Everyone was so happy around us - and why shouldn’t they be, it was Christmas after all. If I could have murdered someone to keep her alive I’d have done it, no seconds hesitation. But I couldn’t. And I had made a promise to this amazing, amazing person that I would do everything I could to keep her safe and happy. And I’d failed, spectacularly. And don’t even go down the route of “there was nothing you could have done”, because there should have been. I should have insisted she went to the doctors when she had stomach pains. I should have just taken her. But I didn’t.
So yeah, Christmas. It’s a time of deep, deep grief. It’s a time of misery and despair, of hopelessness, of desperation, of sheer unadulterated panic. And that’s it. End of. The best way through it is to be aware of it for as little as possible. If I was a drinker I’d just get blind drunk and sleep through it. Don’t really watch much tv because I simply don’t need constant reminders that it’s Christmas. It’s best that it’s a simple, normal day.
“But it never is, is it Phil?”
“No Phil, it’s never a simple, normal day.”
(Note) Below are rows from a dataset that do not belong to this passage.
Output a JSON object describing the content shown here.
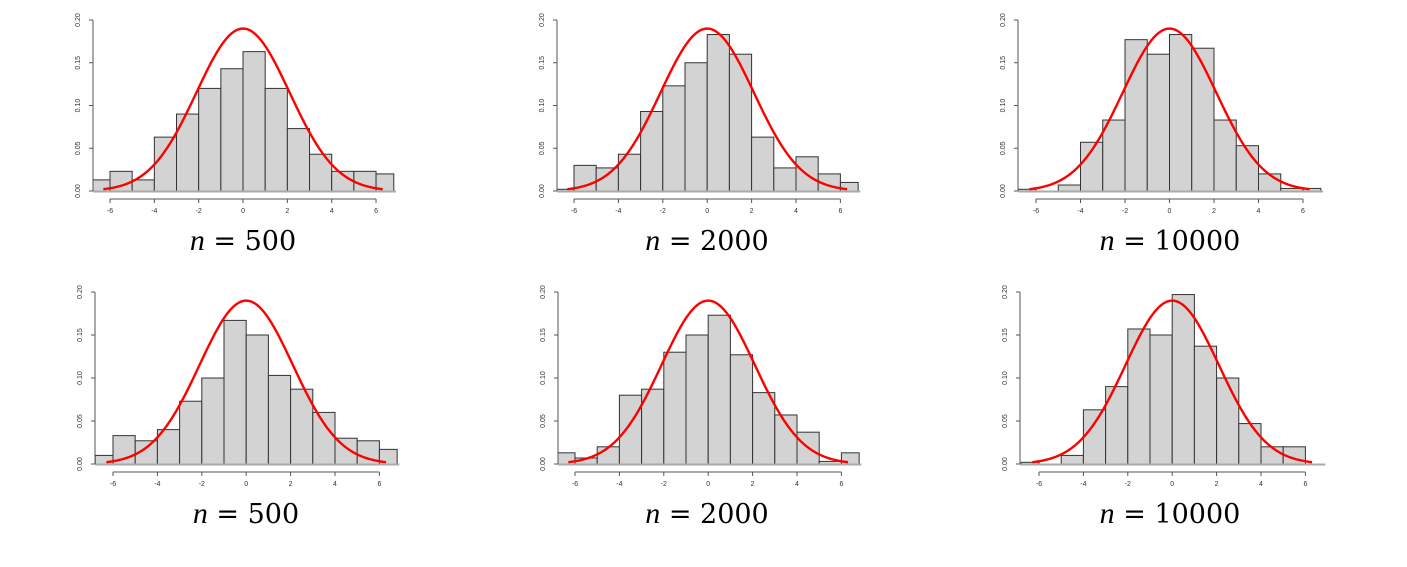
{
  "figure": {
    "layout": "2 rows x 3 columns of density histograms with a red fitted normal curve",
    "colors": {
      "bar_fill": "#d3d3d3",
      "bar_stroke": "#333333",
      "curve": "#ff0000",
      "axis": "#555555",
      "background": "#ffffff"
    }
  },
  "captions": [
    {
      "var": "n",
      "eq": " = 500"
    },
    {
      "var": "n",
      "eq": " = 2000"
    },
    {
      "var": "n",
      "eq": " = 10000"
    },
    {
      "var": "n",
      "eq": " = 500"
    },
    {
      "var": "n",
      "eq": " = 2000"
    },
    {
      "var": "n",
      "eq": " = 10000"
    }
  ],
  "chart_data": [
    {
      "type": "bar",
      "title": "n = 500",
      "row": 1,
      "col": 1,
      "xlabel": "",
      "ylabel": "",
      "xlim": [
        -6.8,
        6.8
      ],
      "ylim": [
        0,
        0.2
      ],
      "xticks": [
        -6,
        -4,
        -2,
        0,
        2,
        4,
        6
      ],
      "yticks": [
        "0.00",
        "0.05",
        "0.10",
        "0.15",
        "0.20"
      ],
      "bin_edges": [
        -6.8,
        -6,
        -5,
        -4,
        -3,
        -2,
        -1,
        0,
        1,
        2,
        3,
        4,
        5,
        6,
        6.8
      ],
      "values": [
        0.013,
        0.023,
        0.013,
        0.063,
        0.09,
        0.12,
        0.143,
        0.163,
        0.12,
        0.073,
        0.043,
        0.023,
        0.023,
        0.02
      ],
      "overlay": {
        "type": "line",
        "name": "normal density",
        "mean": 0,
        "sd": 2.1,
        "peak": 0.19,
        "x_range": [
          -6.3,
          6.3
        ]
      },
      "grid": false,
      "legend": null
    },
    {
      "type": "bar",
      "title": "n = 2000",
      "row": 1,
      "col": 2,
      "xlabel": "",
      "ylabel": "",
      "xlim": [
        -6.8,
        6.8
      ],
      "ylim": [
        0,
        0.2
      ],
      "xticks": [
        -6,
        -4,
        -2,
        0,
        2,
        4,
        6
      ],
      "yticks": [
        "0.00",
        "0.05",
        "0.10",
        "0.15",
        "0.20"
      ],
      "bin_edges": [
        -6.8,
        -6,
        -5,
        -4,
        -3,
        -2,
        -1,
        0,
        1,
        2,
        3,
        4,
        5,
        6,
        6.8
      ],
      "values": [
        0.002,
        0.03,
        0.027,
        0.043,
        0.093,
        0.123,
        0.15,
        0.183,
        0.16,
        0.063,
        0.027,
        0.04,
        0.02,
        0.01
      ],
      "overlay": {
        "type": "line",
        "name": "normal density",
        "mean": 0,
        "sd": 2.1,
        "peak": 0.19,
        "x_range": [
          -6.3,
          6.3
        ]
      },
      "grid": false,
      "legend": null
    },
    {
      "type": "bar",
      "title": "n = 10000",
      "row": 1,
      "col": 3,
      "xlabel": "",
      "ylabel": "",
      "xlim": [
        -6.8,
        6.8
      ],
      "ylim": [
        0,
        0.2
      ],
      "xticks": [
        -6,
        -4,
        -2,
        0,
        2,
        4,
        6
      ],
      "yticks": [
        "0.00",
        "0.05",
        "0.10",
        "0.15",
        "0.20"
      ],
      "bin_edges": [
        -6.8,
        -6,
        -5,
        -4,
        -3,
        -2,
        -1,
        0,
        1,
        2,
        3,
        4,
        5,
        6,
        6.8
      ],
      "values": [
        0.002,
        0.0,
        0.007,
        0.057,
        0.083,
        0.177,
        0.16,
        0.183,
        0.167,
        0.083,
        0.053,
        0.02,
        0.003,
        0.003
      ],
      "overlay": {
        "type": "line",
        "name": "normal density",
        "mean": 0,
        "sd": 2.1,
        "peak": 0.19,
        "x_range": [
          -6.3,
          6.3
        ]
      },
      "grid": false,
      "legend": null
    },
    {
      "type": "bar",
      "title": "n = 500",
      "row": 2,
      "col": 1,
      "xlabel": "",
      "ylabel": "",
      "xlim": [
        -6.8,
        6.8
      ],
      "ylim": [
        0,
        0.2
      ],
      "xticks": [
        -6,
        -4,
        -2,
        0,
        2,
        4,
        6
      ],
      "yticks": [
        "0.00",
        "0.05",
        "0.10",
        "0.15",
        "0.20"
      ],
      "bin_edges": [
        -6.8,
        -6,
        -5,
        -4,
        -3,
        -2,
        -1,
        0,
        1,
        2,
        3,
        4,
        5,
        6,
        6.8
      ],
      "values": [
        0.01,
        0.033,
        0.027,
        0.04,
        0.073,
        0.1,
        0.167,
        0.15,
        0.103,
        0.087,
        0.06,
        0.03,
        0.027,
        0.017
      ],
      "overlay": {
        "type": "line",
        "name": "normal density",
        "mean": 0,
        "sd": 2.1,
        "peak": 0.19,
        "x_range": [
          -6.3,
          6.3
        ]
      },
      "grid": false,
      "legend": null
    },
    {
      "type": "bar",
      "title": "n = 2000",
      "row": 2,
      "col": 2,
      "xlabel": "",
      "ylabel": "",
      "xlim": [
        -6.8,
        6.8
      ],
      "ylim": [
        0,
        0.2
      ],
      "xticks": [
        -6,
        -4,
        -2,
        0,
        2,
        4,
        6
      ],
      "yticks": [
        "0.00",
        "0.05",
        "0.10",
        "0.15",
        "0.20"
      ],
      "bin_edges": [
        -6.8,
        -6,
        -5,
        -4,
        -3,
        -2,
        -1,
        0,
        1,
        2,
        3,
        4,
        5,
        6,
        6.8
      ],
      "values": [
        0.013,
        0.007,
        0.02,
        0.08,
        0.087,
        0.13,
        0.15,
        0.173,
        0.127,
        0.083,
        0.057,
        0.037,
        0.003,
        0.013
      ],
      "overlay": {
        "type": "line",
        "name": "normal density",
        "mean": 0,
        "sd": 2.1,
        "peak": 0.19,
        "x_range": [
          -6.3,
          6.3
        ]
      },
      "grid": false,
      "legend": null
    },
    {
      "type": "bar",
      "title": "n = 10000",
      "row": 2,
      "col": 3,
      "xlabel": "",
      "ylabel": "",
      "xlim": [
        -6.8,
        6.8
      ],
      "ylim": [
        0,
        0.2
      ],
      "xticks": [
        -6,
        -4,
        -2,
        0,
        2,
        4,
        6
      ],
      "yticks": [
        "0.00",
        "0.05",
        "0.10",
        "0.15",
        "0.20"
      ],
      "bin_edges": [
        -6.8,
        -6,
        -5,
        -4,
        -3,
        -2,
        -1,
        0,
        1,
        2,
        3,
        4,
        5,
        6,
        6.8
      ],
      "values": [
        0.002,
        0.0,
        0.01,
        0.063,
        0.09,
        0.157,
        0.15,
        0.197,
        0.137,
        0.1,
        0.047,
        0.02,
        0.02,
        0.0
      ],
      "overlay": {
        "type": "line",
        "name": "normal density",
        "mean": 0,
        "sd": 2.1,
        "peak": 0.19,
        "x_range": [
          -6.3,
          6.3
        ]
      },
      "grid": false,
      "legend": null
    }
  ]
}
And I’d really like to go back to happier times, remembering nicer Christmases. But in order to do that, Imma gonna have to open that box of memories, and that’s fuck off scary. You remember that scene at the end of the first Indiana Jones? When they opened the box and this whirling whatever it was screamed and whirled around the cave, melting all the Nazi soldiers faces and bodies? That’s just what it’s going to be like when I do that. And hey, here’s that bridge I said I’d cross when I got to it!
So that’s why I don’t like Christmas. Thank god it’s done for another year.
This retreat *really* has to work. I deleted the last version of this, I’ve done a toned down version. Fuck it, just hit post, you moron!